According to the technical blog on the official website, the configuration update that caused the Windows system to crash has been fixed at 05:27 UTC on July 19th. The company stated that this impact does not involve Linux and macOS hosts, and Windows hosts launched after 05:27 UTC are also not affected. For the affected hosts, the company provides different solutions in different situations: 1) Prioritize restarting the host in a wired network (rather than WiFi) environment to give it a chance to download the recovered channel files. 2) If the system still crashes after restarting, you need to boot Windows into safe mode or Windows recovery environment, navigate to the CrowdStrike directory of the operating system volume, find channel file 291 and delete it, and then restart the host from a shutdown state. 3) For hosts using BitLocker encryption, it is usually required to enter a recovery key when entering secure mode to ensure system security. In public cloud or virtual environments, users can achieve batch recovery through automated scripts. But for physical servers or PC devices, recovery can only be achieved through manual input by IT administrators, and the recovery cycle will be longer. Overall, we conclude that some hosts can be quickly restored, while a comprehensive solution will take several days.

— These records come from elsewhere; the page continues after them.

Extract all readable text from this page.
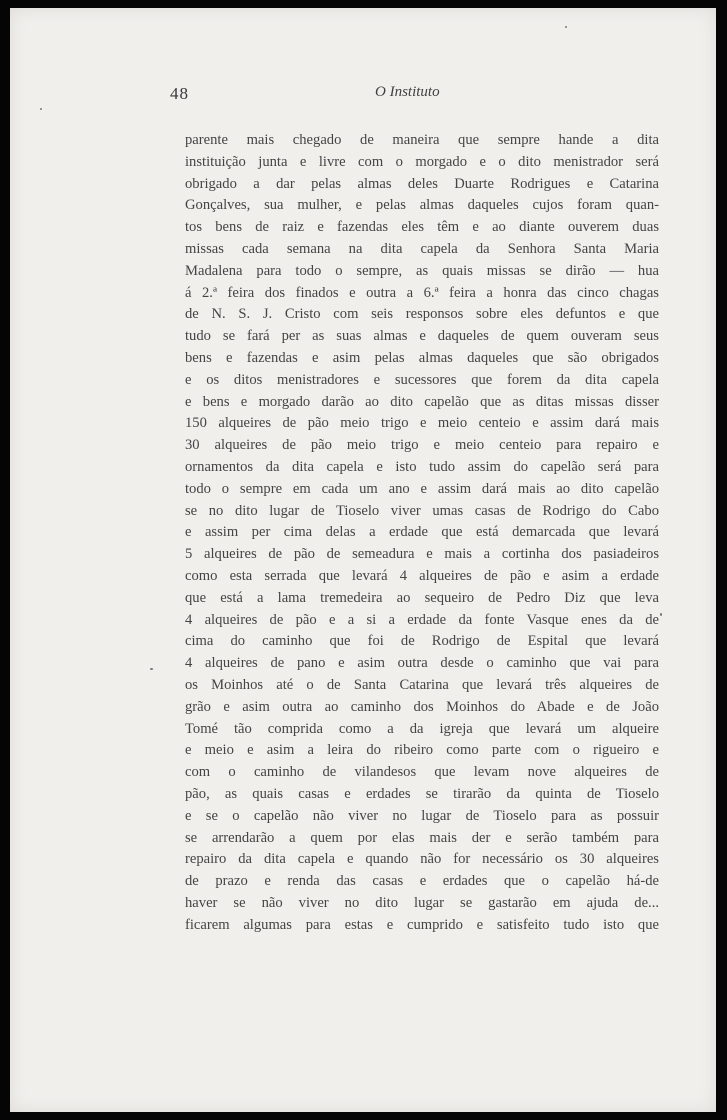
48	O Instituto
parente mais chegado de maneira que sempre hande a dita
instituição junta e livre com o morgado e o dito menistrador será
obrigado a dar pelas almas deles Duarte Rodrigues e Catarina
Gonçalves, sua mulher, e pelas almas daqueles cujos foram quan-
tos bens de raiz e fazendas eles têm e ao diante ouverem duas
missas cada semana na dita capela da Senhora Santa Maria
Madalena para todo o sempre, as quais missas se dirão — hua
á 2.ª feira dos finados e outra a 6.ª feira a honra das cinco chagas
de N. S. J. Cristo com seis responsos sobre eles defuntos e que
tudo se fará per as suas almas e daqueles de quem ouveram seus
bens e fazendas e asim pelas almas daqueles que são obrigados
e os ditos menistradores e sucessores que forem da dita capela
e bens e morgado darão ao dito capelão que as ditas missas disser
150 alqueires de pão meio trigo e meio centeio e assim dará mais
30 alqueires de pão meio trigo e meio centeio para repairo e
ornamentos da dita capela e isto tudo assim do capelão será para
todo o sempre em cada um ano e assim dará mais ao dito capelão
se no dito lugar de Tioselo viver umas casas de Rodrigo do Cabo
e assim per cima delas a erdade que está demarcada que levará
5 alqueires de pão de semeadura e mais a cortinha dos pasiadeiros
como esta serrada que levará 4 alqueires de pão e asim a erdade
que está a lama tremedeira ao sequeiro de Pedro Diz que leva
4 alqueires de pão e a si a erdade da fonte Vasque enes da de
cima do caminho que foi de Rodrigo de Espital que levará
4 alqueires de pano e asim outra desde o caminho que vai para
os Moinhos até o de Santa Catarina que levará três alqueires de
grão e asim outra ao caminho dos Moinhos do Abade e de João
Tomé tão comprida como a da igreja que levará um alqueire
e meio e asim a leira do ribeiro como parte com o rigueiro e
com o caminho de vilandesos que levam nove alqueires de
pão, as quais casas e erdades se tirarão da quinta de Tioselo
e se o capelão não viver no lugar de Tioselo para as possuir
se arrendarão a quem por elas mais der e serão também para
repairo da dita capela e quando não for necessário os 30 alqueires
de prazo e renda das casas e erdades que o capelão há-de
haver se não viver no dito lugar se gastarão em ajuda de...
ficarem algumas para estas e cumprido e satisfeito tudo isto que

Subsequent impact: CrowdStrike may face economic and reputational losses, and the landscape of endpoint security market may also change.
According to Microsoft's official website, approximately 8.5 million Windows hosts were affected this time, accounting for about 20% of CrowdStrike's server points. According to the convention of software company contract signing, it is usually not necessary to compensate customers for direct economic losses. However, service level agreements (SLAs) are generally set up in contracts, requiring service availability time, response time, and resolution time. If CrowdStrike fails to meet these requirements, they will need to provide certain compensation to customers or offer SLA points to offset future service fees. At the same time, the company also needs to increase public relations/brand/repair related expenses and bear the loss of reputation and brand image. Although downtime incidents themselves are not isolated, AWS, Azure, Atlassian (April 2022), and Datadog (March 2023) have all caused similar incidents. However, considering the extensive impact of this incident, we believe that the related damages will also be more severe. After this incident, it may cause existing and potential customers of CrowdStrike to reconsider their partnership, and CrowdStrike's main competitors may benefit from it.
Risk factors:
The rise in crude oil prices poses a risk of further uncontrolled high inflation in Europe and the United States; The risk of rapid upward trend in US bond interest rates; Continuous tightening of policy regulation for technology giants poses risks; The risk of global macroeconomic recovery falling short of expectations; Macroeconomic fluctuations lead to lower than expected IT expenditures by European and American companies, posing a risk; The evolution of security platformization falls short of expected risks; The global cloud computing market is facing unexpected risks in terms of development; Cloud computing enterprise data leakage and information security risks; The industry competition continues to intensify, and there are risks involved.
Investment Strategy:
CrowdStrike configuration update error caused 8.5 million Windows host systems to crash, seriously affecting the business operations of important industries worldwide (such as airlines/airports, trains, broadcasting companies, hospitals, financial institutions, government agencies, etc.), resulting in significant impacts such as flight suspensions, medical program cancellations/interruptions, and media shutdowns. At present, the relevant configuration errors have been fixed, and a comprehensive solution will take several days. This incident may result in certain economic losses for CrowdStrike, as well as more severe reputation damage, and may cause existing and potential customers of CrowdStrike to reconsider their partnership. CrowdStrike's main competitors may benefit from this.